Monday, Sep. 24, 1990
Call of The Eco-Feminist
By Paul Gray
ANIMAL DREAMS by Barbara Kingsolver; HarperCollins; 342 pages; $21.95
Though routinely maligned as a decade of swinish greed, the 1980s also produced a kinder, gentler brand of storytelling, one that might be described as "eco-feminist" fiction. The central plot of this evolving subgenre has become reasonably clear. Women, relying on intuition and one another, mobilize to save the planet, or their immediate neighborhoods, from the ravages -- war, pollution, racism, etc. -- wrought by white males. This reformation of human nature usually entails the adoption of older, often Native American, ways. Ursula K. Le Guin's Always Coming Home (1985), an immense novel disguised as an anthropological treatise, contains nearly all the quintessential elements, but significant contributions to the new form have also been made by, among others, Louise Erdrich and Alice Walker.
Now comes Barbara Kingsolver, whose second novel, Animal Dreams, is an entertaining distillation of eco-feminist materials. There is the fragile landscape -- the fictional town of Grace, Ariz., whose river and Edenic orchards face extinction by the Black Mountain Mining Co. And there is the doughty heroine -- Codi Noline, who grew up in Grace and returns home after 14 years of wanderings to teach at the high school and look after her father, the town doctor, who seems to be losing his mind.
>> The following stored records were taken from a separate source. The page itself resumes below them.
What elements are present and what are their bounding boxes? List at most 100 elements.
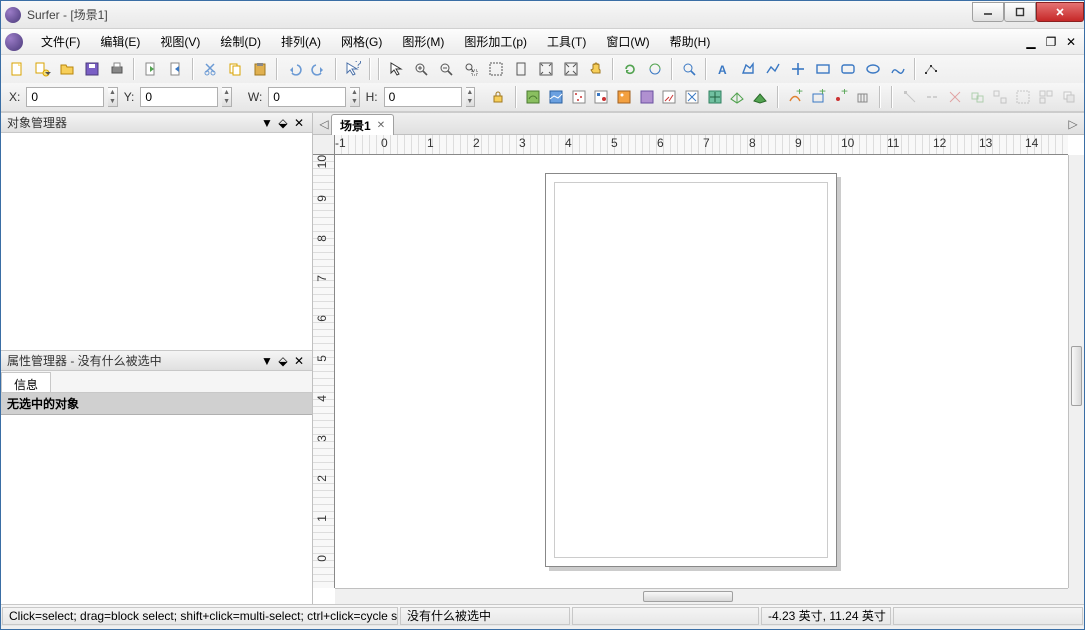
- panel-close-icon[interactable]: ✕: [292, 116, 306, 130]
- map-vector2-button[interactable]: [683, 85, 702, 109]
- zoom-out-button[interactable]: [434, 57, 458, 81]
- map-vector1-button[interactable]: [660, 85, 679, 109]
- h-spinner[interactable]: ▲▼: [466, 87, 475, 107]
- menu-item[interactable]: 网格(G): [331, 30, 392, 53]
- map-shaded-relief-button[interactable]: [637, 85, 656, 109]
- new-button[interactable]: [5, 57, 29, 81]
- menu-item[interactable]: 工具(T): [537, 30, 596, 53]
- h-input[interactable]: [384, 87, 462, 107]
- map-basemap-button[interactable]: [546, 85, 565, 109]
- paste-button[interactable]: [248, 57, 272, 81]
- zoom-selection-button[interactable]: [484, 57, 508, 81]
- auto-redraw-button[interactable]: [643, 57, 667, 81]
- w-spinner[interactable]: ▲▼: [350, 87, 359, 107]
- zoom-page-button[interactable]: [509, 57, 533, 81]
- undo-button[interactable]: [282, 57, 306, 81]
- ellipse-tool[interactable]: [861, 57, 885, 81]
- help-cursor-button[interactable]: ?: [341, 57, 365, 81]
- menu-item[interactable]: 图形加工(p): [454, 30, 537, 53]
- zoom-in-button[interactable]: [409, 57, 433, 81]
- symbol-tool[interactable]: [786, 57, 810, 81]
- reshape-tool[interactable]: [920, 57, 944, 81]
- add-grid-button[interactable]: [854, 85, 873, 109]
- spline-tool[interactable]: [886, 57, 910, 81]
- map-surface-button[interactable]: [751, 85, 770, 109]
- polyline-tool[interactable]: [761, 57, 785, 81]
- zoom-fit-button[interactable]: [534, 57, 558, 81]
- menu-item[interactable]: 编辑(E): [90, 30, 150, 53]
- polygon-tool[interactable]: [736, 57, 760, 81]
- x-input[interactable]: [26, 87, 104, 107]
- menu-item[interactable]: 绘制(D): [210, 30, 271, 53]
- document-tab-close-icon[interactable]: ✕: [377, 120, 385, 131]
- save-button[interactable]: [80, 57, 104, 81]
- y-spinner[interactable]: ▲▼: [222, 87, 231, 107]
- w-input[interactable]: [268, 87, 346, 107]
- menu-item[interactable]: 图形(M): [392, 30, 454, 53]
- x-spinner[interactable]: ▲▼: [108, 87, 117, 107]
- object-manager-body[interactable]: [1, 133, 312, 351]
- lock-aspect-button[interactable]: [489, 85, 508, 109]
- group-button[interactable]: [1014, 85, 1033, 109]
- redo-button[interactable]: [307, 57, 331, 81]
- import-button[interactable]: [139, 57, 163, 81]
- tab-scroll-right[interactable]: ▷: [1066, 117, 1080, 131]
- pointer-tool[interactable]: [384, 57, 408, 81]
- mdi-minimize-button[interactable]: ▁: [1022, 34, 1040, 50]
- panel-pin-icon[interactable]: ⬙: [276, 354, 290, 368]
- panel-pin-icon[interactable]: ⬙: [276, 116, 290, 130]
- order-front-button[interactable]: [1059, 85, 1078, 109]
- menu-item[interactable]: 帮助(H): [660, 30, 721, 53]
- menu-item[interactable]: 视图(V): [150, 30, 210, 53]
- rectangle-tool[interactable]: [811, 57, 835, 81]
- vertical-scrollbar[interactable]: [1068, 155, 1084, 588]
- mdi-close-button[interactable]: ✕: [1062, 34, 1080, 50]
- open-button[interactable]: [55, 57, 79, 81]
- add-contour-button[interactable]: +: [786, 85, 805, 109]
- zoom-actual-button[interactable]: [559, 57, 583, 81]
- break-button[interactable]: [923, 85, 942, 109]
- export-button[interactable]: [164, 57, 188, 81]
- cut-button[interactable]: [198, 57, 222, 81]
- mdi-restore-button[interactable]: ❐: [1042, 34, 1060, 50]
- map-classed-post-button[interactable]: [592, 85, 611, 109]
- canvas-viewport[interactable]: [335, 155, 1084, 604]
- window-maximize-button[interactable]: [1004, 2, 1036, 22]
- horizontal-scrollbar[interactable]: [335, 588, 1068, 604]
- window-close-button[interactable]: [1036, 2, 1084, 22]
- combine-button[interactable]: [968, 85, 987, 109]
- zoom-rect-button[interactable]: [459, 57, 483, 81]
- map-wireframe-button[interactable]: [728, 85, 747, 109]
- ungroup-button[interactable]: [1037, 85, 1056, 109]
- map-contour-button[interactable]: [524, 85, 543, 109]
- map-watershed-button[interactable]: [705, 85, 724, 109]
- delete-node-button[interactable]: [946, 85, 965, 109]
- copy-button[interactable]: [223, 57, 247, 81]
- add-post-button[interactable]: +: [831, 85, 850, 109]
- zoom-realtime-button[interactable]: [677, 57, 701, 81]
- document-tab[interactable]: 场景1 ✕: [331, 114, 394, 136]
- panel-dropdown-icon[interactable]: ▼: [260, 116, 274, 130]
- new-dropdown-button[interactable]: [30, 57, 54, 81]
- property-tab-info[interactable]: 信息: [1, 372, 51, 392]
- print-button[interactable]: [105, 57, 129, 81]
- edit-node-button[interactable]: [900, 85, 919, 109]
- rounded-rect-tool[interactable]: [836, 57, 860, 81]
- panel-dropdown-icon[interactable]: ▼: [260, 354, 274, 368]
- menu-item[interactable]: 窗口(W): [596, 30, 659, 53]
- map-image-button[interactable]: [615, 85, 634, 109]
- window-minimize-button[interactable]: [972, 2, 1004, 22]
- pan-tool[interactable]: [584, 57, 608, 81]
- menu-item[interactable]: 文件(F): [31, 30, 90, 53]
- split-button[interactable]: [991, 85, 1010, 109]
- add-base-button[interactable]: +: [808, 85, 827, 109]
- text-tool[interactable]: A: [711, 57, 735, 81]
- panel-close-icon[interactable]: ✕: [292, 354, 306, 368]
- y-input[interactable]: [140, 87, 218, 107]
- app-menu-icon[interactable]: [5, 33, 23, 51]
- map-post-button[interactable]: [569, 85, 588, 109]
- tab-scroll-left[interactable]: ◁: [317, 117, 331, 131]
- property-content[interactable]: [1, 415, 312, 604]
- menu-item[interactable]: 排列(A): [271, 30, 331, 53]
- refresh-button[interactable]: [618, 57, 642, 81]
Codi certainly does not imagine herself a heroine when she arrives in Grace. "I felt emptied-out and singing with echoes, unrecognizable to myself: that particular feeling like your own house on the day you move out." Codi believes that the brave one in the family is her sister Hallie, three years younger, who has gone to Nicaragua to help peasant farmers. "I'd spent a long time circling above the clouds, looking for life, while Hallie was living it."
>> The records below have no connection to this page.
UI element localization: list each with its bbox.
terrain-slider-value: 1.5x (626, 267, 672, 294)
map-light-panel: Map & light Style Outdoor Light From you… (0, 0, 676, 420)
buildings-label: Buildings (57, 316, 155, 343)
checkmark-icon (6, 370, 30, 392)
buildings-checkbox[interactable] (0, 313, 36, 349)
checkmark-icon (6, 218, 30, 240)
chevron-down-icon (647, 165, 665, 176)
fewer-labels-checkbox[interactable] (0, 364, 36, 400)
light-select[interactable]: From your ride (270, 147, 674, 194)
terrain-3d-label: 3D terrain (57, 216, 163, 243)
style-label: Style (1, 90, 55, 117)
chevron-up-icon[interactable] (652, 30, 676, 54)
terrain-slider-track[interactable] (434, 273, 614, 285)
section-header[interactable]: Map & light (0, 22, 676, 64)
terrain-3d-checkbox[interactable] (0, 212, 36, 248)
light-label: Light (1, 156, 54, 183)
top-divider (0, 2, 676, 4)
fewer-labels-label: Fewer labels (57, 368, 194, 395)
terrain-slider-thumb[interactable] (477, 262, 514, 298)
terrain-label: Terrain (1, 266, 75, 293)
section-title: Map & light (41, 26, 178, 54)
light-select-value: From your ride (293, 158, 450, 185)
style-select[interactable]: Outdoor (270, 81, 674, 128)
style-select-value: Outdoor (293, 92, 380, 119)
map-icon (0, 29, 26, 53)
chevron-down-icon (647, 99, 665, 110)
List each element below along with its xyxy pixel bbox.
But Codi also finds herself busier than she expected. She meets Loyd Peregrina, half Pueblo, half Apache, whom she had dated briefly in high school; she never told him of the pregnancy and miscarriage that followed. Now she and Loyd fall into an affair that threatens to turn serious, not to say somber. He drives her about neighboring reservations and takes her to some ancient Pueblo villages. She begins to see a difference between inhabiting the land and trying to conquer it: "To people who think of themselves as God's houseguest, American enterprise must seem arrogant beyond belief. Or stupid. A nation of amnesiacs, proceeding as if there were no other day but today."
Yes, Codi does have her preachy side, not that it seems to bother Loyd. After she lectures him, he agrees to get rid of his birds and give up cockfighting. There is enough fun in this novel, though, to balance its rather hectoring tone. Codi has a deft way of observing her small, remote hometown, caught uneasily between past and future. When Halloween arrives, she notes, "Grace was at an interesting sociological moment: the teenagers inhaled MTV and all wanted to look like convicted felons, but at the same time, nobody here was worried yet about razor blades in apples." And the matriarchs who make up the town sewing circle, called the Stitch and Bitch Club, are both amusing and formidable.
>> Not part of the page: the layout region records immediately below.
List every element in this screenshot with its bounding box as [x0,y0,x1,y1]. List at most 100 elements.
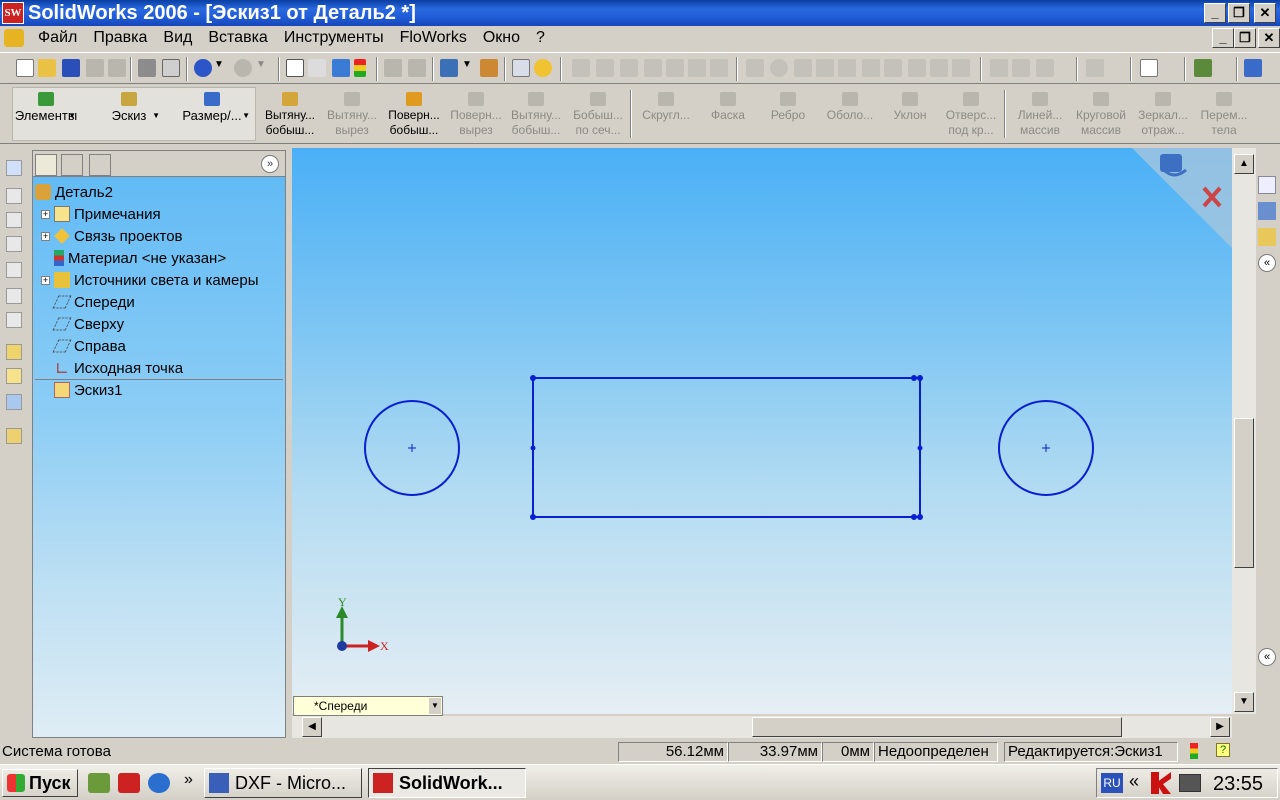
horizontal-scrollbar[interactable]: ◀ ▶ [292,716,1232,738]
sketch-tool-icon[interactable] [862,59,880,77]
print-icon[interactable] [138,59,156,77]
print-preview-icon[interactable] [86,59,104,77]
home-icon[interactable] [1258,176,1276,194]
sketch-tool-icon[interactable] [816,59,834,77]
sketch-point[interactable] [917,375,923,381]
task-dxf-word[interactable]: DXF - Micro... [204,768,362,798]
clock[interactable]: 23:55 [1213,773,1263,796]
collapse-pane-icon[interactable]: « [1258,254,1276,272]
menu-tools[interactable]: Инструменты [276,29,392,47]
cmd-extruded-cut-button[interactable]: Вытяну... вырез [322,86,382,142]
sketch-rectangle[interactable] [532,377,921,518]
cmd-shell-button[interactable]: Оболо... [818,86,882,142]
cmd-move-body-button[interactable]: Перем... тела [1194,86,1254,142]
sketch-point[interactable] [530,514,536,520]
tool-icon[interactable] [1012,59,1030,77]
color-icon[interactable] [480,59,498,77]
tree-item-right-plane[interactable]: Справа [52,335,126,357]
view-tool-icon[interactable] [572,59,590,77]
properties-icon[interactable] [512,59,530,77]
view-tool-icon[interactable] [644,59,662,77]
cmd-mirror-button[interactable]: Зеркал... отраж... [1132,86,1194,142]
sketch-tool-icon[interactable] [930,59,948,77]
rebuild-sketch-icon[interactable] [332,59,350,77]
menu-edit[interactable]: Правка [85,29,155,47]
tree-item-material[interactable]: Материал <не указан> [54,247,226,269]
cmd-fillet-button[interactable]: Скругл... [636,86,696,142]
flag-icon[interactable] [1086,59,1104,77]
cmd-swept-boss-button[interactable]: Вытяну... бобыш... [506,86,566,142]
scroll-right-button[interactable]: ▶ [1210,717,1230,737]
tool-icon[interactable] [1036,59,1054,77]
minimize-button[interactable]: _ [1204,3,1226,23]
view-tool-icon[interactable] [666,59,684,77]
cmd-dimension-button[interactable]: Размер/... ▼ [172,86,252,142]
redo-icon[interactable] [234,59,252,77]
sketch-canvas[interactable]: Y X [292,148,1232,714]
tree-item-top-plane[interactable]: Сверху [52,313,124,335]
select-pointer-icon[interactable] [286,59,304,77]
kaspersky-icon[interactable] [1151,772,1171,794]
help-icon[interactable] [534,59,552,77]
undo-icon[interactable] [194,59,212,77]
network-icon[interactable] [1179,774,1201,792]
sketch-tool-icon[interactable] [838,59,856,77]
cmd-features-button[interactable]: Элементы ▼ [14,86,78,142]
cmd-revolved-cut-button[interactable]: Поверн... вырез [446,86,506,142]
ellipse-icon[interactable] [770,59,788,77]
cmd-draft-button[interactable]: Уклон [880,86,940,142]
grid2-icon[interactable] [408,59,426,77]
menu-view[interactable]: Вид [155,29,200,47]
tree-item-origin[interactable]: Исходная точка [54,357,183,379]
tree-item-annotations[interactable]: + Примечания [41,203,161,225]
tray-expand-icon[interactable]: « [1129,771,1139,792]
document-icon[interactable] [4,29,24,47]
graphics-area[interactable]: Y X [292,148,1232,714]
tab-configuration-manager[interactable] [89,154,111,176]
view-tool-icon[interactable] [596,59,614,77]
grid-icon[interactable] [384,59,402,77]
help-icon[interactable]: ? [1216,743,1230,757]
start-button[interactable]: Пуск [2,769,78,797]
tree-root[interactable]: Деталь2 [35,181,113,203]
view-bottom-icon[interactable] [6,312,22,328]
select-filter-icon[interactable] [308,59,326,77]
save-icon[interactable] [62,59,80,77]
view-name-selector[interactable]: *Спереди ▼ [293,696,443,716]
cmd-chamfer-button[interactable]: Фаска [698,86,758,142]
scroll-left-button[interactable]: ◀ [302,717,322,737]
sketch-point[interactable] [917,514,923,520]
sketch-tool-icon[interactable] [952,59,970,77]
sketch-tool-icon[interactable] [908,59,926,77]
cmd-revolved-boss-button[interactable]: Поверн... бобыш... [384,86,444,142]
expand-icon[interactable]: + [41,209,50,219]
view-3d-icon[interactable] [6,160,22,176]
tree-item-sketch[interactable]: Эскиз1 [54,379,122,401]
view-top-icon[interactable] [6,288,22,304]
doc-restore-button[interactable]: ❐ [1234,28,1256,48]
expand-panel-icon[interactable]: » [261,155,279,173]
tool-icon[interactable] [990,59,1008,77]
file-explorer-icon[interactable] [1258,228,1276,246]
sketch-midpoint[interactable] [530,445,536,451]
doc-minimize-button[interactable]: _ [1212,28,1234,48]
open-icon[interactable] [38,59,56,77]
rebuild-status-icon[interactable] [1190,743,1198,759]
tree-item-design-binder[interactable]: + Связь проектов [41,225,183,247]
collapse-pane-icon[interactable]: « [1258,648,1276,666]
menu-help[interactable]: ? [528,29,553,47]
sketch-midpoint[interactable] [917,445,923,451]
view-tool-icon[interactable] [710,59,728,77]
horizontal-scroll-thumb[interactable] [752,717,1122,737]
sketch-tool-icon[interactable] [746,59,764,77]
dropdown-arrow-icon[interactable]: ▼ [152,108,160,123]
view-right-icon[interactable] [6,262,22,278]
cmd-linear-pattern-button[interactable]: Линей... массив [1010,86,1070,142]
chevron-down-icon[interactable]: ▼ [429,698,441,714]
solidworks-quicklaunch-icon[interactable] [118,773,140,793]
quicklaunch-icon[interactable] [88,773,110,793]
scroll-down-button[interactable]: ▼ [1234,692,1254,712]
internet-explorer-icon[interactable] [148,773,170,793]
menu-insert[interactable]: Вставка [200,29,275,47]
sketch-tool-icon[interactable] [884,59,902,77]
It is these women, with Codi's help, who set out to save the town from the mining company. Kingsolver introduces other complications, particularly the fate of Hallie, who has been captured by the U.S.-supported contras. To say everything is resolved happily would be misleading, but one hint may be allowed. Anyone who thinks a giant mining concern is any match for the Grace Stitch and Bitch Club has a lot to learn about eco-feminist novels.